Summer Programme - Club Speaker - Bill McCallum

Thu 24th August 2017 at 18.30 - 20.30

P.P. Bill McCallum will Address the Club H&R: John Robson & Roy Simpson VoT: Katrina Gibbons

At tonight’s meeting of the Rotary Club of Motherwell and Wishaw, Past President Bill McCallum was the speaker for the club's summer session and he choose for his subject Clyde Paddle Steamers in World War Two.

Twelve Clyde based paddle steamers were requisitioned in 1939 and were originally integrated into six minesweeping flotillas, the 7th to the 12th. Two, Duchess of Rothesay and Kylemore, worked with English Channel paddle steamers in the 10th Flotilla, Jeannie Deans, Caledonia, Mercury, Juno and Jupiter formed the 11th, based in Ardrossan.

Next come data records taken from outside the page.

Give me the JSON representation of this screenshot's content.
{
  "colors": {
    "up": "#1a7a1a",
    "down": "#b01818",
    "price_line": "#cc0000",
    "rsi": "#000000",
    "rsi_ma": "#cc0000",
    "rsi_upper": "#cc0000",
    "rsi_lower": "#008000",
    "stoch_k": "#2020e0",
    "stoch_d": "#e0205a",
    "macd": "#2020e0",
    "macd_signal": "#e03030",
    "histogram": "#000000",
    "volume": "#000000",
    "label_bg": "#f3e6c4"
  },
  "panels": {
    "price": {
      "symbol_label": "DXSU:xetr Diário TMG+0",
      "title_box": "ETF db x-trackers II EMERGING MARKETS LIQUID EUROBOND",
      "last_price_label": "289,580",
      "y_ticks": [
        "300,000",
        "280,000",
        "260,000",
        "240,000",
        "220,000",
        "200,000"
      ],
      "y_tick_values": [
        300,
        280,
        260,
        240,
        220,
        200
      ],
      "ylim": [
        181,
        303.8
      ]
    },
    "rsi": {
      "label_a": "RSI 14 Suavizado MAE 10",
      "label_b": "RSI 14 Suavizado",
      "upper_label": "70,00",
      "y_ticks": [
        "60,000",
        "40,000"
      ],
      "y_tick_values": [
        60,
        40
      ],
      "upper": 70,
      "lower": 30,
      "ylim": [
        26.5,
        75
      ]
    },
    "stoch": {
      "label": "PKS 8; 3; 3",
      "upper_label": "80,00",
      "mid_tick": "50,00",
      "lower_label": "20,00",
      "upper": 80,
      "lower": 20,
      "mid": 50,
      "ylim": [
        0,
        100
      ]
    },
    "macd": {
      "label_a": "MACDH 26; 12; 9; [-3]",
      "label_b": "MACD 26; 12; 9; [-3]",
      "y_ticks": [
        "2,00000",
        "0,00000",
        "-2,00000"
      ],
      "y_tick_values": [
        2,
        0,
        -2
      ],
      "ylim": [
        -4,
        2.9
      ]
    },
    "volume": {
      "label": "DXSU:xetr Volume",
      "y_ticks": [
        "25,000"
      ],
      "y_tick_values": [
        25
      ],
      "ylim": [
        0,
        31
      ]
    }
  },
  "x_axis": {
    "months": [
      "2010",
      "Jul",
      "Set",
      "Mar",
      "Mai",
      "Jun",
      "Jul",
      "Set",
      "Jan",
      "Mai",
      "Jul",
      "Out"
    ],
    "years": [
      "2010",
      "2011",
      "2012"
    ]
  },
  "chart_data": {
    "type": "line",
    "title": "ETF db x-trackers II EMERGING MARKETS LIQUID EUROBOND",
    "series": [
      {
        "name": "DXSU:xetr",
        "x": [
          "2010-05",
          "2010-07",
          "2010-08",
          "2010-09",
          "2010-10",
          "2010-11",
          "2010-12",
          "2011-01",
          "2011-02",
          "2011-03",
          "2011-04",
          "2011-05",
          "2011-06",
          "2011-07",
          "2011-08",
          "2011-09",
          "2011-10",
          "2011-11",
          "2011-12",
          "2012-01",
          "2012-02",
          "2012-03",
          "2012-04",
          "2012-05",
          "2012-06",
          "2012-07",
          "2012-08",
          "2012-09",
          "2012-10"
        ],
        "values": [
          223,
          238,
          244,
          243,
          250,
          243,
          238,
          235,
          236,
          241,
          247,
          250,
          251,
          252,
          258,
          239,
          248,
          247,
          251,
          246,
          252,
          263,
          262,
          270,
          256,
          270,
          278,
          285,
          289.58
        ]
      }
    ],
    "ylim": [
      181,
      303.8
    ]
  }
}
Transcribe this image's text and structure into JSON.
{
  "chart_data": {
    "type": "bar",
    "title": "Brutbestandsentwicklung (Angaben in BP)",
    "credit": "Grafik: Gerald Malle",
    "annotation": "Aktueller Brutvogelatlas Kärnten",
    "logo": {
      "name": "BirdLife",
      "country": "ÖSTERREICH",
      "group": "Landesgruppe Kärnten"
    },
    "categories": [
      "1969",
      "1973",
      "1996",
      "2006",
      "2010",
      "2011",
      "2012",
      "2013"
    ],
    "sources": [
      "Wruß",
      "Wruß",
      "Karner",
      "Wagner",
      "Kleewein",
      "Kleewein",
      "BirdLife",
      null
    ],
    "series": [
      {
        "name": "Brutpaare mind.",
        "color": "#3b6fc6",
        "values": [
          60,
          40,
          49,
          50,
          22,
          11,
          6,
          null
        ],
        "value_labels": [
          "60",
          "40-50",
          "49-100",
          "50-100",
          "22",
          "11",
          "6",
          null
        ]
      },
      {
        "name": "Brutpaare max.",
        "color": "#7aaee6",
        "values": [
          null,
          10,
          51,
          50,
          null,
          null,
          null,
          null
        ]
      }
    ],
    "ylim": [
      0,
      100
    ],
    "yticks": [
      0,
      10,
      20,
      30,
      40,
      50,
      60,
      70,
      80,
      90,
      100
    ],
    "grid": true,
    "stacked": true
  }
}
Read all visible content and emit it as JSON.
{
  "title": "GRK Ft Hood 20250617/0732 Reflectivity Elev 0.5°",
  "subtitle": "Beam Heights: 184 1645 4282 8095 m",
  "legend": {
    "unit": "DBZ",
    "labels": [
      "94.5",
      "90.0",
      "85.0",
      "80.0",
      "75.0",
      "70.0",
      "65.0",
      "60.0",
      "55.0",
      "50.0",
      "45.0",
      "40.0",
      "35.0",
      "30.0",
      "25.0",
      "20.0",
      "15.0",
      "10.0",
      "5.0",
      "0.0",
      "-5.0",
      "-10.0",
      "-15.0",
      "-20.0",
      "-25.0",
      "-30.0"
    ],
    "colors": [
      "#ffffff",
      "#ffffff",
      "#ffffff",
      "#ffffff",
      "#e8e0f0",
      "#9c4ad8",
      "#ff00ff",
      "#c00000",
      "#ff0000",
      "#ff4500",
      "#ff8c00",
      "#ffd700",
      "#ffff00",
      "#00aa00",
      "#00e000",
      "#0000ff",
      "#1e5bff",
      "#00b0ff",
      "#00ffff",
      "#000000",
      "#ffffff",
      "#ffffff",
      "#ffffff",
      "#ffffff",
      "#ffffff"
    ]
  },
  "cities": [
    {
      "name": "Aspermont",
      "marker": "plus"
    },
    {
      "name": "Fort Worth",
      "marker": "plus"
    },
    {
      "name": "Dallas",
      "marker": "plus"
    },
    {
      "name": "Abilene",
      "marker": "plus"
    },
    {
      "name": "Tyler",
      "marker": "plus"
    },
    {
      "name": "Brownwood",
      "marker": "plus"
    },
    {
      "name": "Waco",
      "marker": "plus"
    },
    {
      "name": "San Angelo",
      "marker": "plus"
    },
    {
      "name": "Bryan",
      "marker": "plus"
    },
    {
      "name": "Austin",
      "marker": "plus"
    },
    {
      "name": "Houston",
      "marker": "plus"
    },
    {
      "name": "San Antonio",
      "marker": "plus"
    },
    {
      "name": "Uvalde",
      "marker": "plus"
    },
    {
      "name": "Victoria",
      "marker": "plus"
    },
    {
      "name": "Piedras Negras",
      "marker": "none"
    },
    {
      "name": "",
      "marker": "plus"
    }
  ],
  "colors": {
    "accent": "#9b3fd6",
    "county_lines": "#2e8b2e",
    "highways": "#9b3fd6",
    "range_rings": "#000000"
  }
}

The remaining five, Queen-Empress, Duchess of Fife, Eagle III, Marmion and Waverley, were together in the 12th Flotilla, based at Harwich. With Queen-Empress under repairs, the remaining four actively participated in Operation Dynamo, the evacuation of Dunkirk.

Of the four ships, Eagle III has the biggest influence on the evacuation being run ashore by her commander to provide a jetty for departing troops. The iconic Dunkirk photograph of troops wading out to a ship and, hopefully, safety was taken from the bridge of Eagle III. She made five round trips, beaching once more, and is credited with evacuating 2,587 troops, not counting the estimated 3/4,000 who crossed her decks to reach other vessels.

Marmion made three trips to the beaches bringing back 745 troops. Duchess of Fife crossed four times, taking off 1,801 troops.

Waverley, after assisting off shore until about 15.30, on 29th May, on the rising tide she approached the stern of Eagle III, leaving with approximately 600 troops. She began her return passage when twelve Heinkels swooped down on her in a concentrated attack. Unfortunately, a bomb struck her on the port quarter and crashed right through the bottom of the ship, leaving a gaping hole. She began to sink rapidly by the stern, taking nearly 400 troops down with her. Ironically, she sank 41 years, to the day, after her launch.

Bill advised that, in summer 1940 there was another call up from the Clyde, the L.N.E.R. paddle steamer Talisman. However, that was a story for another day!!

Katrina Gibbons thanked Bill for his presentation and talk.

The Pigeon Derby winners were Jim Robertson, Andrew Murray and Peter Cleland with Gordon Megahy picking up the weekly bonus ball.